Coming from the country’s radical gay movement and cast largely with “out” gay men, the underground production “Men and Women” differs from most of the handful of other mainland Chinese films dealing directly with contempo homosexuality in that it purports to offer an insider’s view. Winner of the Fipresci international critics’ prize in Locarno, the film won’t be seen any time soon on its home turf due to rigid censorship barriers concerning its subject. While it’s perhaps more interesting as a cultural document than as drama, it should segue to further bookings in gay fests.
Director Liu Bingjian co-scripted with Cui Zien, reportedly the first out gay writer in mainland China, who appears in the film as the fey deejay of a radio show dedicated to public-toilet culture. His lover, Chong Chong, specializes in a similar field, publishing a magazine on the subject that reproduces choice bathroom graffiti. But while fellow Chinese independent filmmaker Zhang Yuan’s “East Palace West Palace” showed a more forthright picture of restrooms as gay cruising grounds, Liu’s film treats them coyly, in an almost comedic vein that sits awkwardly with the more successful central drama.

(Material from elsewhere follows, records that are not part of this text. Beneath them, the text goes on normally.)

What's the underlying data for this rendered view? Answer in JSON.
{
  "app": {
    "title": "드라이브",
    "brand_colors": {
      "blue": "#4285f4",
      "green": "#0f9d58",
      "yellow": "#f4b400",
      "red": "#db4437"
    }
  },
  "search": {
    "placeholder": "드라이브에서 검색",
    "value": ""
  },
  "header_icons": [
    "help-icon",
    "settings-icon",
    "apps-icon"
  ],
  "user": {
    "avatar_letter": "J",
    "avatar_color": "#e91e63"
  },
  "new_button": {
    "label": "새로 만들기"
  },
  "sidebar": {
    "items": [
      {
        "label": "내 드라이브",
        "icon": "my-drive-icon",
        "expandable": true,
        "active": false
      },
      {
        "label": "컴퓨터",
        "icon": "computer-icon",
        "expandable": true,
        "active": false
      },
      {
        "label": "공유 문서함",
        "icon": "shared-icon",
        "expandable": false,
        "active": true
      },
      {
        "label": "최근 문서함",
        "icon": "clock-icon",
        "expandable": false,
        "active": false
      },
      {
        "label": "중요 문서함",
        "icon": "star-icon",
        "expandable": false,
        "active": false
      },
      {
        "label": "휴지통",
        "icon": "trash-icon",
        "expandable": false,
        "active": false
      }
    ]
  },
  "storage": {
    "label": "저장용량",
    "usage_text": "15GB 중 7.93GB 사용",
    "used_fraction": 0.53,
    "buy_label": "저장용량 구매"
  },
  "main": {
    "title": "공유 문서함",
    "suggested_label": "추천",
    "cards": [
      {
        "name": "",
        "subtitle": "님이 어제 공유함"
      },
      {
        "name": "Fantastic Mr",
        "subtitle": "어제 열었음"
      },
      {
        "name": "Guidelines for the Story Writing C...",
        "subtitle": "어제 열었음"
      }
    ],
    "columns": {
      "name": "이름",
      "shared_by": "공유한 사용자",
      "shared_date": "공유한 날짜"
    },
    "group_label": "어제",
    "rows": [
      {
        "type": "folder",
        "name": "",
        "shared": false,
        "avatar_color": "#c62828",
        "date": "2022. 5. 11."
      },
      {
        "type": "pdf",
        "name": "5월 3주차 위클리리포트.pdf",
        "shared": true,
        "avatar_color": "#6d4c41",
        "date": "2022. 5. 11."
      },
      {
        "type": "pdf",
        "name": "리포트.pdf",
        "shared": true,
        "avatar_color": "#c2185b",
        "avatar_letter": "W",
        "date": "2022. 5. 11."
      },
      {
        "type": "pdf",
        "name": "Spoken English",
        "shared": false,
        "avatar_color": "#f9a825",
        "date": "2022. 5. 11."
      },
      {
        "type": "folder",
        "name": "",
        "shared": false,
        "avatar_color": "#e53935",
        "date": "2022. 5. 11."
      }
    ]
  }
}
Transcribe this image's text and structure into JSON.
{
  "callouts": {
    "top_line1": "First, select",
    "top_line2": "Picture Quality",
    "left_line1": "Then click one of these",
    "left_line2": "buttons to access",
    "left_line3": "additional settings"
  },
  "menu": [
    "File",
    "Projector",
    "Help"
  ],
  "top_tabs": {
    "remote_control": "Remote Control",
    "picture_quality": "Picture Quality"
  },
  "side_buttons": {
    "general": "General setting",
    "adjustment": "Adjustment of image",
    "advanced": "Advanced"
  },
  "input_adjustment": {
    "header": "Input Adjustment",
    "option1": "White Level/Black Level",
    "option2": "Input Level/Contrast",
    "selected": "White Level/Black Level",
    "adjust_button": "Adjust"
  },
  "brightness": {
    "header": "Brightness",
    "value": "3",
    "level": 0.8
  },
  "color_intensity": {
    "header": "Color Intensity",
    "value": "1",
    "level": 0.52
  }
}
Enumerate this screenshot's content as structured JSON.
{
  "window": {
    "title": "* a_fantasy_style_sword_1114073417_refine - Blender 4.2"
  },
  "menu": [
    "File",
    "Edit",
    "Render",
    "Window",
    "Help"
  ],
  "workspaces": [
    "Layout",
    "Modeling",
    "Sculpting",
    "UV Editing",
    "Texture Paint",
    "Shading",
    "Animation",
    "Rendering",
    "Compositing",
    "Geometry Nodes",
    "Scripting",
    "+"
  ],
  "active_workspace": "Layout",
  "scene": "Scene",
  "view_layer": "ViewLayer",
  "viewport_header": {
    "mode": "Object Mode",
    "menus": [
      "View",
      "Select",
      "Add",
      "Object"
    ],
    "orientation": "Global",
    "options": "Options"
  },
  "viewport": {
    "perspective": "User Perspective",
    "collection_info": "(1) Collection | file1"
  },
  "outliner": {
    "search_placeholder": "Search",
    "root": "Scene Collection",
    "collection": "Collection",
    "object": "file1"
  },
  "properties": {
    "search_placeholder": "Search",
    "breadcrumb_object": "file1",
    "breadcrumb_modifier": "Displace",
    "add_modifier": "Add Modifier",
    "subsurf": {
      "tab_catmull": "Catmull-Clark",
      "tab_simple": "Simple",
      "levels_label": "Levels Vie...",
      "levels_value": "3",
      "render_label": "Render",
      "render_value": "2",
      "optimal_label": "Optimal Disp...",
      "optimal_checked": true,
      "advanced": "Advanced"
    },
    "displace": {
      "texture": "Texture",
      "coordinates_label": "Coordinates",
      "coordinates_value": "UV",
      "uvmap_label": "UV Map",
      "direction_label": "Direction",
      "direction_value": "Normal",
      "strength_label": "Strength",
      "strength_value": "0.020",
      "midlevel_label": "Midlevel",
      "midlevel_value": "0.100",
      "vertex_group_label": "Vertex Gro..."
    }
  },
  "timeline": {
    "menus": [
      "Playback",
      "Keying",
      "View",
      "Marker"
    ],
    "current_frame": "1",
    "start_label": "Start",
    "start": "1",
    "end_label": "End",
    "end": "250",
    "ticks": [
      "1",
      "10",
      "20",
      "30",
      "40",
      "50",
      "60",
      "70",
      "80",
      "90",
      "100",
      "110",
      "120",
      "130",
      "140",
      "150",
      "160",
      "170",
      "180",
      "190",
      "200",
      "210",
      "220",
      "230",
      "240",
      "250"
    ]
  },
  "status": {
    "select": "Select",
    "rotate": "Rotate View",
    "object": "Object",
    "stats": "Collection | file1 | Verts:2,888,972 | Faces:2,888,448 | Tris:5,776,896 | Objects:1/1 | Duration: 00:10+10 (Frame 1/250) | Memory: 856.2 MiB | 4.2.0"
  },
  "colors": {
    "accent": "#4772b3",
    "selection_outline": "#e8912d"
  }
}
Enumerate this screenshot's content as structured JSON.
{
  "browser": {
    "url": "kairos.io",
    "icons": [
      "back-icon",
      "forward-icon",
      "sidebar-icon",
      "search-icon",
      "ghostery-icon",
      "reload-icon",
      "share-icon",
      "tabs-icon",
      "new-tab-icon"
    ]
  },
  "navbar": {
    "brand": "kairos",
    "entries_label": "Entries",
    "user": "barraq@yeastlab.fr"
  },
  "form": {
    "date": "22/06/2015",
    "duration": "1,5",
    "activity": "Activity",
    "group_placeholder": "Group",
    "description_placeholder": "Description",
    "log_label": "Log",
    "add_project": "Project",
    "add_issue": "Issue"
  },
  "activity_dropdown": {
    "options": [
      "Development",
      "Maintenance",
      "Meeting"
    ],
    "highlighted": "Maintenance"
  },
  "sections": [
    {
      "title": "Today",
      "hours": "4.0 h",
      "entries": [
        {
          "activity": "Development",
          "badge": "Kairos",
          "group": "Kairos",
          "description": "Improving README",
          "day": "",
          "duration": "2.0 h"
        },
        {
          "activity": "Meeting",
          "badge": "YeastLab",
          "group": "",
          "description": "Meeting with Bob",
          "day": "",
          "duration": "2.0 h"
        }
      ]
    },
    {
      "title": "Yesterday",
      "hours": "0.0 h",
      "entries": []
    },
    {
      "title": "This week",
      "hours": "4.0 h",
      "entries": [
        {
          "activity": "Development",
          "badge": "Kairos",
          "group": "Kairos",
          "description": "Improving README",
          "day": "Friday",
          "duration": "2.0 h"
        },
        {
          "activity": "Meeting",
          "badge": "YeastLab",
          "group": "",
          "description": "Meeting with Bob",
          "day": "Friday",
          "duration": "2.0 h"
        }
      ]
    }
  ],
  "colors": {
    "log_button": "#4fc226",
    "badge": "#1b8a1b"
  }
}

Principal focus of that drama is shy, sensitive country boy Xiao Bo, who hits Beijing looking for work and is taken under the wing of kindly Qing Jie (played by the cast’s sole professional thesp, Yang Qing). Giving him a room in her apartment and a job in the clothing store she manages, Qing Jie soon starts trying to pair off Xiao Bo with her single girlfriend A Meng. But his lack of interest in her leads to the suspicion he might be gay. Looking to find some of the physical pleasure that’s missing from his stagnant marriage, Qing Jie’s slobby husband makes a clumsy attempt to rape Xiao Bo, prompting his hasty exit from their lives.
Adopting a cinema verite, documentary style, which reaps mixed results, Liu maintains a cool distance in observing his characters, taking in seemingly inconsequential details rather than analyzing their actions and choices in concrete terms.
When Xiao Bo moves in to Chong Chong’s apartment — the nature of their prior acquaintance is never established — the gradual, almost matter-of-fact kindling of a sexual relationship between them is economically and effectively conveyed in silence. But when Qing Jie announces she is leaving her husband to strike up a lesbian relationship with A Meng, the revelation comes out of nowhere. Both outcomes, however, provide appropriate backup to the theme of sexuality as a fluid rather than fixed factor.
Liu’s restrained approach makes the low-budget, technically spare and clandestinely shot production slow going at times, with the generally low-angle camerawork often static for long periods. Despite this, it remains engrossing and is dotted throughout with quietly amusing touches and casual glimpses of the changing face of a somewhat bleak modern China.